Basing ourselves on these premises, our Study Group on “Psychoanalytic psychotherapy of the couple and attachment” considers the relation within the couple as an opportunity for the redefinition and restructuring of the identity of the Self (Ruszczynski 1993; Clulow, 2001; Lupinacci, Zavattini, 2002; Santona, Zavattini, 2005; Velotti, Gigli, Zavattini, 2006; Orbach, 2007). In other words, the relation of the couple can be a “developmental chance” for revisioning the Internal Working Models or can negatively contribute to perpetuate the phenomena of discontinuity and dissociation of the self (the ‘alien self’), and the need to ‘externalize’ what had not been elaborated by individuals. Specifically we think that an attachment oriented psychoanalytic psychotherapy of the couple would be considered in regard to a relational conflict theory. This means that mental pain is accounted not as a consequence of failures to resolve conflicts about the satisfaction of instinctual drives, but as a consequence of conflicts connected to not-good enough attachments (Bleichmar, 2003; Schwartz, Pollard, 2004).
At the level of theory of technique, it is necessary not only to fully understand the role of the psychotherapist as a secure base – namely in his function of scaffolding and holding – but also to create, as suggested by Winnicott (1971), that secure-enough base which is strictly necessary to explore the bonds related to insecurity and to try to understand the Internal Working Models of relationships, regarding the present and the theory of the ourselves past and how the whole problem has built up within the current attachment relation with the partner. It is of the utmost importance to pay attention to the quality of the matching of the attachment models of the two partners with regard to what has been defined as complex attachment (Fisher, Crandle, 1997), i.e. to the reciprocal strategies of affects regulation. Namely, it is required to understand which is the boundary between the organization of Self and that one of the encounter of two Self, i.e. the relationship between the individual scene (the repertory of the inner relations of Self and the Other (internal intersubjectivity) and the unconscious couple’s joint (shared intersubjectivity).

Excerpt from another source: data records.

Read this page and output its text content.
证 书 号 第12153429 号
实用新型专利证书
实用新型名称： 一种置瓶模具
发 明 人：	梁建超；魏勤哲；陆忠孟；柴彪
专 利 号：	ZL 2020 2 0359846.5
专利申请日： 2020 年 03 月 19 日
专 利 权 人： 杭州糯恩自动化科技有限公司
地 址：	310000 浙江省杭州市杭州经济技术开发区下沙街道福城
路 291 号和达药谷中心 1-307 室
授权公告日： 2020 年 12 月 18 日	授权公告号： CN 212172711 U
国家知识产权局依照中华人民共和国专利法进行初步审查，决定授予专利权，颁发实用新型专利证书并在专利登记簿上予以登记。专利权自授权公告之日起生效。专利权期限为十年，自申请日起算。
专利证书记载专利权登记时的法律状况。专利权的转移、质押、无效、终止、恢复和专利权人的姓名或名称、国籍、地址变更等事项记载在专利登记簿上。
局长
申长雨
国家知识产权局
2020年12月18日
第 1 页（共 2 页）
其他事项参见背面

Further, the technique of the interpretation should attempt not only to understand the psychical organizations at the individual level, but it also should place the focus of its attention on the configuration of the interactive exchanges in the present field of the session (Baranger, Baranger, 1969; Ferro, 1996; Zavattini, 2001, 2006), where and when the couple and the therapist/s confront each other in a continuous process of scanning of the mental states (transference and countertransference, Norsa, Zavattini, 1997).

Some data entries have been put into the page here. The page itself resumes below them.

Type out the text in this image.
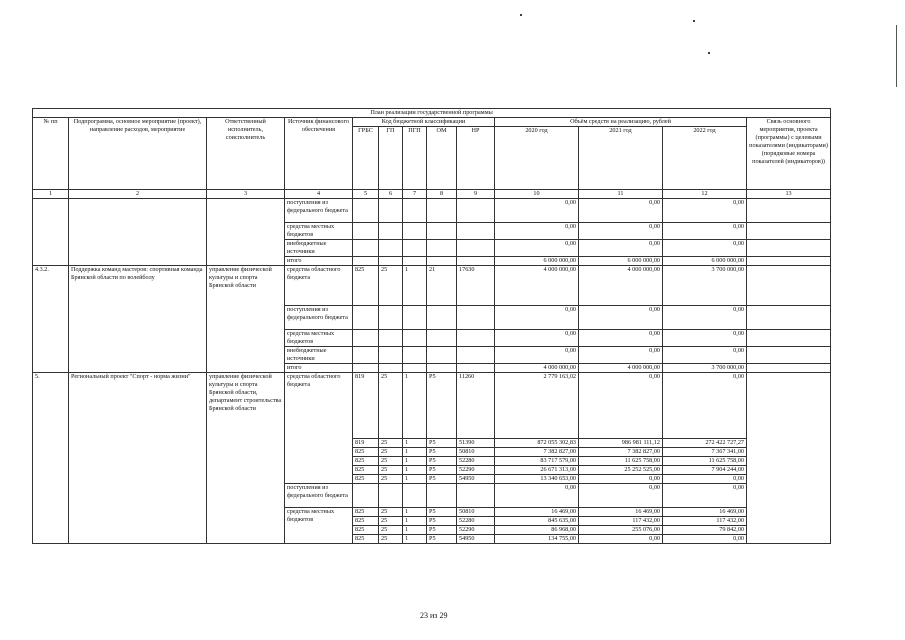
План реализации государственной программы												
№ пп	Подпрограмма, основное мероприятие (проект), направление расходов, мероприятие	Ответственный исполнитель, соисполнитель	Источник финансового обеспечения	Код бюджетной классификации					Объём средств на реализацию, рублей			Связь основного мероприятия, проекта (программы) с целевыми показателями (индикаторами) (порядковые номера показателей (индикаторов))
				ГРБС	ГП	ПГП	ОМ	НР	2020 год	2021 год	2022 год	
1	2	3	4	5	6	7	8	9	10	11	12	13
			поступления из федерального бюджета						0,00	0,00	0,00	
			средства местных бюджетов						0,00	0,00	0,00	
			внебюджетные источники						0,00	0,00	0,00	
			итого						6 000 000,00	6 000 000,00	6 000 000,00	
4.3.2.	Поддержка команд мастеров: спортивная команда Брянской области по волейболу	управление физической культуры и спорта Брянской области	средства областного бюджета	825	25	1	21	17630	4 000 000,00	4 000 000,00	3 700 000,00	
			поступления из федерального бюджета						0,00	0,00	0,00	
			средства местных бюджетов						0,00	0,00	0,00	
			внебюджетные источники						0,00	0,00	0,00	
			итого						4 000 000,00	4 000 000,00	3 700 000,00	
5.	Региональный проект "Спорт - норма жизни"	управление физической культуры и спорта Брянской области, департамент строительства Брянской области	средства областного бюджета	819	25	1	P5	11260	2 779 163,02	0,00	0,00	
				819	25	1	P5	51390	872 055 302,83	986 981 111,12	272 422 727,27	
				825	25	1	P5	50810	7 382 827,00	7 382 827,00	7 367 341,00	
				825	25	1	P5	52280	83 717 579,00	11 625 758,00	11 625 758,00	
				825	25	1	P5	52290	26 671 313,00	25 252 525,00	7 904 244,00	
				825	25	1	P5	54950	13 340 653,00	0,00	0,00	
			поступления из федерального бюджета						0,00	0,00	0,00	
			средства местных бюджетов	825	25	1	P5	50810	16 469,00	16 469,00	16 469,00	
				825	25	1	P5	52280	845 635,00	117 432,00	117 432,00	
				825	25	1	P5	52290	86 968,00	255 076,00	79 842,00	
				825	25	1	P5	54950	134 755,00	0,00	0,00	
23 из 29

So inspiring our work to the latest contributions about intersubjectivity in the technique (Beebe, Lachmann, 2002), we feel important confer particular attention to the procedural aspects, i.e. work on the structure of the exchanges and sequences during the session. On the plan of the interpretation that implies that the therapist places himself either in the position of a proposer of the configurations of the means emerged during the session, and as a catalyst of the intersubjectivity field, intersubjectivity negotiation (Pizer, Pizer, 2005).